Definition
Apeing, a term popularized in 2020, refers to the act of hastily investing in a cryptocurrency or asset without proper research or due diligence. Apeing gained popularity during the DeFi (Decentralized Finance) boom, often fueled by FOMO (Fear of Missing Out).
Interested people
Typically, people ape into new tokens or projects with high potential returns, hoping to profit from an early investment. However, this risky approach can lead to significant losses if the project underperforms or turns out to be a scam.
Example
An example of “apeing” in the crypto world is the trend of investing in meme-based cryptocurrencies. These projects have gained popularity due to their humorous and often irreverent nature, as well as their potential for quick gains. However, many of these projects lack a clear use case or solid fundamentals, making them highly speculative and risky investments.

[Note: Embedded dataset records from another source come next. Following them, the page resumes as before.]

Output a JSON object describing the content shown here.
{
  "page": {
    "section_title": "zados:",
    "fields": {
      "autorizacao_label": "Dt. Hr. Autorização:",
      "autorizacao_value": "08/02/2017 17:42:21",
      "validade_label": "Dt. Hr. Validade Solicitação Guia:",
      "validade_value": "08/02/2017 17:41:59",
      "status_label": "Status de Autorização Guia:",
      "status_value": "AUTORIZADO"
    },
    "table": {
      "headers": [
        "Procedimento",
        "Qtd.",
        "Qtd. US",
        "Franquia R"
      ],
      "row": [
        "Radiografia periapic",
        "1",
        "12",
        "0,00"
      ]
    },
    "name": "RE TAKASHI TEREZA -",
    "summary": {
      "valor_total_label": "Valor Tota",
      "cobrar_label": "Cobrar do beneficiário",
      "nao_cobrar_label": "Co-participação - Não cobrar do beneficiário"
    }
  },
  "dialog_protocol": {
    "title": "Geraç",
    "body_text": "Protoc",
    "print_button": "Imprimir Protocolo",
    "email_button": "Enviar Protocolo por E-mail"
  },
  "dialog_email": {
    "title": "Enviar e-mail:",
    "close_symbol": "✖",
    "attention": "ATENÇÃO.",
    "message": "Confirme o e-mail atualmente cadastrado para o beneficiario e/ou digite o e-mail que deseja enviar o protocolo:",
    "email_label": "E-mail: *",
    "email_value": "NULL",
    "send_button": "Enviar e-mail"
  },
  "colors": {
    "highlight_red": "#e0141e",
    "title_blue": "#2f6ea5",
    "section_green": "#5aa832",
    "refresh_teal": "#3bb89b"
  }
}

As a result, many investors have lost money due to investing in these projects without proper due diligence.
Dodgecoin
One meme coin that is part of apeing is Dogecoin (DOGE). Dogecoin was created in 2013 as a playful take on Bitcoin and quickly gained a cult following due to its amusing dog-themed branding and social media presence. However, despite its lack of clear use case or fundamental value, Dogecoin has seen a surge in popularity in recent years. It also fueled in part by celebrity endorsements and social media hype.
In early 2021, Dogecoin’s price skyrocketed after tweets from Elon Musk and other high-profile individuals, leading to a wave of investment from retail investors who were looking to capitalize on the hype. Many of these investors were “apeing” into the project without fully understanding its fundamentals or the risks involved.